В наше время склонность к гадкому, похоже, растет - сюда относятся известные избытки документальных подтверждений, прежде всего, благодаря фотографиям.
ВИЛЬФЛИНГЕН, 29 ИЮНЯ 1968 ГОДА
Умер сосед, одна из поздних жертв Второй мировой войны. Тихий человек; он был еще не стар. У ворот двора священник служит по усопшему панихиду. Он кладет ладан на раскаленные угли, кропилом разбрызгивает святую воду, нагрудным крестом сотворяет святое знамение. Потом дубовый гроб устанавливают на машину и обкладывают венками. Крестьянина звали Рекк; он, как викинг между пестрыми щитами, выезжает со двора. Ласточки почти касаются гроба.
Уже жарко; ночью начали цвести липы. Разносится аромат жасмина и роз; сирень уже отошла. К тому же тяжелый запах из хлевов и от навозных куч перед ними. Звонит колокол кладбищенской часовни, пока мы медленно поднимаемся на холм.

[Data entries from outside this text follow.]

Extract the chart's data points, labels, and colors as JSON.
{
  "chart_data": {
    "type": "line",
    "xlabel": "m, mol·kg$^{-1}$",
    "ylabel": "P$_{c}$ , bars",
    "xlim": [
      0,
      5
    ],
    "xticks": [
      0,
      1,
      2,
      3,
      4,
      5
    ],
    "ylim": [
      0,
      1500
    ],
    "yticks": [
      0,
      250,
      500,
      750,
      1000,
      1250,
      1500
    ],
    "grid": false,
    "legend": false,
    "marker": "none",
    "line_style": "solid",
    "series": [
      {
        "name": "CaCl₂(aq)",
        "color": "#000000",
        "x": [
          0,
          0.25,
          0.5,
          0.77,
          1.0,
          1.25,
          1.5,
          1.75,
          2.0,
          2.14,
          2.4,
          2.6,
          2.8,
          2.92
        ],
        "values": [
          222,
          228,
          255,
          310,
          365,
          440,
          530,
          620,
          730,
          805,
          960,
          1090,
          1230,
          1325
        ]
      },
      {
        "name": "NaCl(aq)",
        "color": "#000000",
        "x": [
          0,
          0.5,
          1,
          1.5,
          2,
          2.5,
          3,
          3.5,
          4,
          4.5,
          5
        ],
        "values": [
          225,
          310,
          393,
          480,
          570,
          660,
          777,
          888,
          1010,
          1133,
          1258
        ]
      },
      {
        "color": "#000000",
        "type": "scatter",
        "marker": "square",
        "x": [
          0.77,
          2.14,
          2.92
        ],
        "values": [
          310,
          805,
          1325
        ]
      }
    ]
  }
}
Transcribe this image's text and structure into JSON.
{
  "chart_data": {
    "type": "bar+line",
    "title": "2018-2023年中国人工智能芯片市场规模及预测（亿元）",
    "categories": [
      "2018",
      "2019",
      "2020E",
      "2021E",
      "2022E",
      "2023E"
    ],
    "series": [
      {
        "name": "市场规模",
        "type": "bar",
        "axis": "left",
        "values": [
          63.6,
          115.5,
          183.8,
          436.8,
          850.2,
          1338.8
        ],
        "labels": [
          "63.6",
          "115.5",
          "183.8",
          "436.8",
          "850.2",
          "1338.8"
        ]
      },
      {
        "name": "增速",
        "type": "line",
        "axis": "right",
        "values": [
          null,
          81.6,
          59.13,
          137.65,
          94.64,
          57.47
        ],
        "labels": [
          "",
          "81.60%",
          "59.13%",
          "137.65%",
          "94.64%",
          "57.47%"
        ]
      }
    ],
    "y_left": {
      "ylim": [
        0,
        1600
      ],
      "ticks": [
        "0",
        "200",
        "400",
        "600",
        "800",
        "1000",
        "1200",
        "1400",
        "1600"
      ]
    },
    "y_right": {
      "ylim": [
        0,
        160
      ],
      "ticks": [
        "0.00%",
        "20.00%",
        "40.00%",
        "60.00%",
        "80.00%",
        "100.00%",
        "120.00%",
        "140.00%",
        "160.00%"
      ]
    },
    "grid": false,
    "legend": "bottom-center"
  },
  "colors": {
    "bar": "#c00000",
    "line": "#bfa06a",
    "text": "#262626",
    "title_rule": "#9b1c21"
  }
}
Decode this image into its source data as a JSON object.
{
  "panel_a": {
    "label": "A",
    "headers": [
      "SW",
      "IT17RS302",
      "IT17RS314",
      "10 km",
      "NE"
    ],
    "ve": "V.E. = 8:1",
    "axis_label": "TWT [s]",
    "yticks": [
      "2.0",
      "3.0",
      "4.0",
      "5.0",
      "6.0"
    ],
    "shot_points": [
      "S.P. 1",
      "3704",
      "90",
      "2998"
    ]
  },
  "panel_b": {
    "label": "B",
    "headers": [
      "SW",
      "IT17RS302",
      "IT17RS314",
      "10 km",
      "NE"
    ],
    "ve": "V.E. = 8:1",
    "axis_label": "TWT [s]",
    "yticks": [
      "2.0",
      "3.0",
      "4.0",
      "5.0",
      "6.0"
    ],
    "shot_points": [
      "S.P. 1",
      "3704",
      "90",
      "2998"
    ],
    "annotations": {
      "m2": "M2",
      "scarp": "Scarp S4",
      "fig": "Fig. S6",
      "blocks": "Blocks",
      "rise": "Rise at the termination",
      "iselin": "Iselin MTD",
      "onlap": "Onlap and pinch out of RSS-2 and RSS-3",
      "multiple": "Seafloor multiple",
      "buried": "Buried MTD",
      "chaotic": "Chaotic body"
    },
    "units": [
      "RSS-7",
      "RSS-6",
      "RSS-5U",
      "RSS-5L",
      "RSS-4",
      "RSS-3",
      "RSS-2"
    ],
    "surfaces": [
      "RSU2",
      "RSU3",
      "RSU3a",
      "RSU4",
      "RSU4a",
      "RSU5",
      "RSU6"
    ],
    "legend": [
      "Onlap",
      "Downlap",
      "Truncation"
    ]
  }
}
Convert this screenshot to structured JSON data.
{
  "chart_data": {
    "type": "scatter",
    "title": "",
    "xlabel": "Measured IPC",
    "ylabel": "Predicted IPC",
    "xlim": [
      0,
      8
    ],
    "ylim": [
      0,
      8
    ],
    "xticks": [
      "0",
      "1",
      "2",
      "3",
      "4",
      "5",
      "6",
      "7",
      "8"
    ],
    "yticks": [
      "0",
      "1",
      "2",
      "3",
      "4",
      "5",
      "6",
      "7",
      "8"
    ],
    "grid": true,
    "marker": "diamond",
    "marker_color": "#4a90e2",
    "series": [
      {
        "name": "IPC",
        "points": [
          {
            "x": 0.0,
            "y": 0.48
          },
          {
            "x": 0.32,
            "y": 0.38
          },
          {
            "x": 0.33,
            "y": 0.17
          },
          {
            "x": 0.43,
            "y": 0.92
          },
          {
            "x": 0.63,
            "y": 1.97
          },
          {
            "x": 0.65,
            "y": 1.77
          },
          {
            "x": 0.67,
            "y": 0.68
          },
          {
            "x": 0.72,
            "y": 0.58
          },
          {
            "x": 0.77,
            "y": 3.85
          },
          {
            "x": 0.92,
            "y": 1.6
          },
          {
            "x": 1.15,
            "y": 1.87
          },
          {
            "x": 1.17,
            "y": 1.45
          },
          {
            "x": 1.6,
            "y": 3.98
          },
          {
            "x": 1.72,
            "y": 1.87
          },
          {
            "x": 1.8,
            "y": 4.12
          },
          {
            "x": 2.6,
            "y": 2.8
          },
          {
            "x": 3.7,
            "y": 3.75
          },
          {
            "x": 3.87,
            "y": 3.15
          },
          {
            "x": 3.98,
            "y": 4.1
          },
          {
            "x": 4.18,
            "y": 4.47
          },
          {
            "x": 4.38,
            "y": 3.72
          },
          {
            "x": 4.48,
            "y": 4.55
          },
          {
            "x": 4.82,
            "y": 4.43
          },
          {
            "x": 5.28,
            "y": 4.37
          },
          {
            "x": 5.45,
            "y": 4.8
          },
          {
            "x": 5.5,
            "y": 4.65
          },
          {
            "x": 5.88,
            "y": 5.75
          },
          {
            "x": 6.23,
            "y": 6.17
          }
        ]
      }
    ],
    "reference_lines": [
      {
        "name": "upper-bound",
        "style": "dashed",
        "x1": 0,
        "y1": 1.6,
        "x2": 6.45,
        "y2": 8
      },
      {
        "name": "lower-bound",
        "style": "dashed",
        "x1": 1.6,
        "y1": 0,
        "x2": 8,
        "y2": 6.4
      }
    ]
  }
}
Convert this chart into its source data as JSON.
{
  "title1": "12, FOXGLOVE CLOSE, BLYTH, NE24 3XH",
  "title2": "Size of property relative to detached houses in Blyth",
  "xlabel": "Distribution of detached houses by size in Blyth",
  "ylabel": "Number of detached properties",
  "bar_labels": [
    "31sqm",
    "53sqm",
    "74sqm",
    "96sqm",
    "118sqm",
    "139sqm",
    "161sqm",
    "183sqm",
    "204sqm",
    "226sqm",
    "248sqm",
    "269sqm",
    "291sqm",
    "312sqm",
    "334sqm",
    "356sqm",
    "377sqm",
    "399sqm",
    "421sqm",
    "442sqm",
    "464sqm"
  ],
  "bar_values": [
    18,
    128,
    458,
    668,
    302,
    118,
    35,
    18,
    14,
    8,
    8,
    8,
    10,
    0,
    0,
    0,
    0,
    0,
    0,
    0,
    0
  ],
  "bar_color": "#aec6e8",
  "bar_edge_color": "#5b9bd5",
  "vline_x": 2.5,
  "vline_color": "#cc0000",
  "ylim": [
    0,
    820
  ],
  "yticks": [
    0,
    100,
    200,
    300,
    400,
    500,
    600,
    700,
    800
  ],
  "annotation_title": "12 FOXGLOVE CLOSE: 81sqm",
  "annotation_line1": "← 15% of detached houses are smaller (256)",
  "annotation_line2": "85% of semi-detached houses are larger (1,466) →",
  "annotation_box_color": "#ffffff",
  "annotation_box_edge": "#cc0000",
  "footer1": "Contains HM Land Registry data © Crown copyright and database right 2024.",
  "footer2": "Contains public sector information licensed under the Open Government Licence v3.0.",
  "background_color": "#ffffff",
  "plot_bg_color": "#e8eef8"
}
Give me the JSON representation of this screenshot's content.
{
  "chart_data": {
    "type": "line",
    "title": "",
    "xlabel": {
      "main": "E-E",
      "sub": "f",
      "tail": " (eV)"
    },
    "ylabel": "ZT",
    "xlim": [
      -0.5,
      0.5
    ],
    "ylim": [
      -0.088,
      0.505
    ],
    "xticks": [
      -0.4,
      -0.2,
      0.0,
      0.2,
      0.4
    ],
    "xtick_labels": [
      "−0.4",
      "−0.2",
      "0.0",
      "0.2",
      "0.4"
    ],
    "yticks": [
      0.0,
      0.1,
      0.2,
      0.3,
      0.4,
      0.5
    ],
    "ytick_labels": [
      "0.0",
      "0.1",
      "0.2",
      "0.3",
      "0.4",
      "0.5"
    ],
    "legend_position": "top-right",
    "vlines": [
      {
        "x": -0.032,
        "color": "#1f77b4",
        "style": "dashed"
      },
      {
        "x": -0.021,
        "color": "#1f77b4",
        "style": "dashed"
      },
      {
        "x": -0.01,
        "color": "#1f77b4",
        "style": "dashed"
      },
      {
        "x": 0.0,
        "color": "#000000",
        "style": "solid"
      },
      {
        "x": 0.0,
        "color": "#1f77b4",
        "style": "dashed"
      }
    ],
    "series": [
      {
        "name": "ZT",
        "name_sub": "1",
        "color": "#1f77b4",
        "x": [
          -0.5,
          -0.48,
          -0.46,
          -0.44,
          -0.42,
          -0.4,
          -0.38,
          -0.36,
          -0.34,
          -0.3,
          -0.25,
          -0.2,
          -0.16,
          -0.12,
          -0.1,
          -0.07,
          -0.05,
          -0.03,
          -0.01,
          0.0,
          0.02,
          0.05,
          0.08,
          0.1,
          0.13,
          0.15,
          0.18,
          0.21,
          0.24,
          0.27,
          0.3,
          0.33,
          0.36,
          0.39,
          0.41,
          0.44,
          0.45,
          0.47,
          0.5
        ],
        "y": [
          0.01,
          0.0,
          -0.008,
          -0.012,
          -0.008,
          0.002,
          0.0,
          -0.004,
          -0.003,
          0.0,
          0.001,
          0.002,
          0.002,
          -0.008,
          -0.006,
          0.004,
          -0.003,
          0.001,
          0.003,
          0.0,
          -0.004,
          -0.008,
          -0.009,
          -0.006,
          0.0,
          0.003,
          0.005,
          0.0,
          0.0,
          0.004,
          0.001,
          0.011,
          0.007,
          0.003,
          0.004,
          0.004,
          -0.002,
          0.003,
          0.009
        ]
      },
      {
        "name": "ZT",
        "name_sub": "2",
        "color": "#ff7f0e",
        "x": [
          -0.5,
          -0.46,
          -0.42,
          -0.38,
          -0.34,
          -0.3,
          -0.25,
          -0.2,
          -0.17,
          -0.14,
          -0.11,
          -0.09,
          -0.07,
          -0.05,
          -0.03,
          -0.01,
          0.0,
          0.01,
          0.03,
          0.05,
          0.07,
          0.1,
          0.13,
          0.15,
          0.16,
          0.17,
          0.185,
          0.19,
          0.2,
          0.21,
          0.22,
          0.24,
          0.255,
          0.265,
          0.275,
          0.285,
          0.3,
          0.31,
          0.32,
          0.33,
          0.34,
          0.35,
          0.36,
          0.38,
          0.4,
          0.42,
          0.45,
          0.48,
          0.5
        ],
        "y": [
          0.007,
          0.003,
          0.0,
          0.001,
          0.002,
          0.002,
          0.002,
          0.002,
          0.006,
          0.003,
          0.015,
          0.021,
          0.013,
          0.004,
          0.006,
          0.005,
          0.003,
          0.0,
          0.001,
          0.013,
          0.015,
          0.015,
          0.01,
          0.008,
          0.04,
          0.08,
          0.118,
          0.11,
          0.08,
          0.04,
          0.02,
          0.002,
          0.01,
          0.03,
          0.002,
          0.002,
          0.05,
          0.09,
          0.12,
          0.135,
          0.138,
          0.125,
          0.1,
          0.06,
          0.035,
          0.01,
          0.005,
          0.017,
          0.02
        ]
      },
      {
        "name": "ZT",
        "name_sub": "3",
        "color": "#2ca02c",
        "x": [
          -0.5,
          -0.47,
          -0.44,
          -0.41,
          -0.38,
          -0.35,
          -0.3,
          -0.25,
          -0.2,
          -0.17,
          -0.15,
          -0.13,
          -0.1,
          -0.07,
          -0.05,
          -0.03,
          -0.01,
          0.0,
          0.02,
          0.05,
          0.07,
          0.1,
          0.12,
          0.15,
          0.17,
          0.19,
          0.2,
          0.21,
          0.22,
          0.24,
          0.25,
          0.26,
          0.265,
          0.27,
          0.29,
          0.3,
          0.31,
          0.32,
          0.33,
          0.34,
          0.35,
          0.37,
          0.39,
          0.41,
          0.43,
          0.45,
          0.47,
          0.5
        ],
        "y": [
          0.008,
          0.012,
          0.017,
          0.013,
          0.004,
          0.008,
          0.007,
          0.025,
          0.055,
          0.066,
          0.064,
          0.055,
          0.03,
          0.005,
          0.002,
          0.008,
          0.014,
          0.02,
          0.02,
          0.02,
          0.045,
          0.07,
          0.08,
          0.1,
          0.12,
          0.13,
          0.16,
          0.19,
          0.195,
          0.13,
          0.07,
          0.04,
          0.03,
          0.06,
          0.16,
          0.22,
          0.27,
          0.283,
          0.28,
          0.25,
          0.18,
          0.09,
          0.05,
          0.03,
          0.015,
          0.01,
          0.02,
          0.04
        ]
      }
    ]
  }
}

Гроб опускают в открытую могилу. Рядом с ней вырытая земля, красно-коричневая, и в ней, чуть темнее, останки костей: caput mortuum [824]. Кладбище старое; оно хранит также предков. Возможно, еще кельты погребали здесь своих мертвецов.
Вокруг ямы круг одетых в темное фигур; в середине священник в черном облачении, рядом с ним хор мальчиков, поющих на клиросе. Вдова, еще в цветущем возрасте, стоит между дочерью и племянницей; обе ее поддерживают. Опять и опять голова ее поникает на грудь, как будто становясь слишком тяжелой. Искаженное болью лицо напоминает лик mater dolorosa [825]швабских художников и ваятелей. Боль стягивает невыносимое в узел; если бы ее не поддерживали, она бы упала.
Древние формулы: «Да воссияет ему свет вечности», «Пепел к пеплу, прах к праху». Прощальные слова; хоругви церковного хора, союза конников и певческого кружка опускаются над могилой для последнего приветствия. Снова к небу клубится ладан. Когда голоса замолкают, слышен плач женщин — резкий, естественный, как стрекот сверчков в полуденный зной.
В ноябре над кладбищем летают вороны; сегодня в воздухе парит лунь [826]. Черные, отливающие синевой надгробные камни с начертанными золотом именами излучают жар. Два перламутровых мотылька кружат над могилой, качаются, соприкасаются.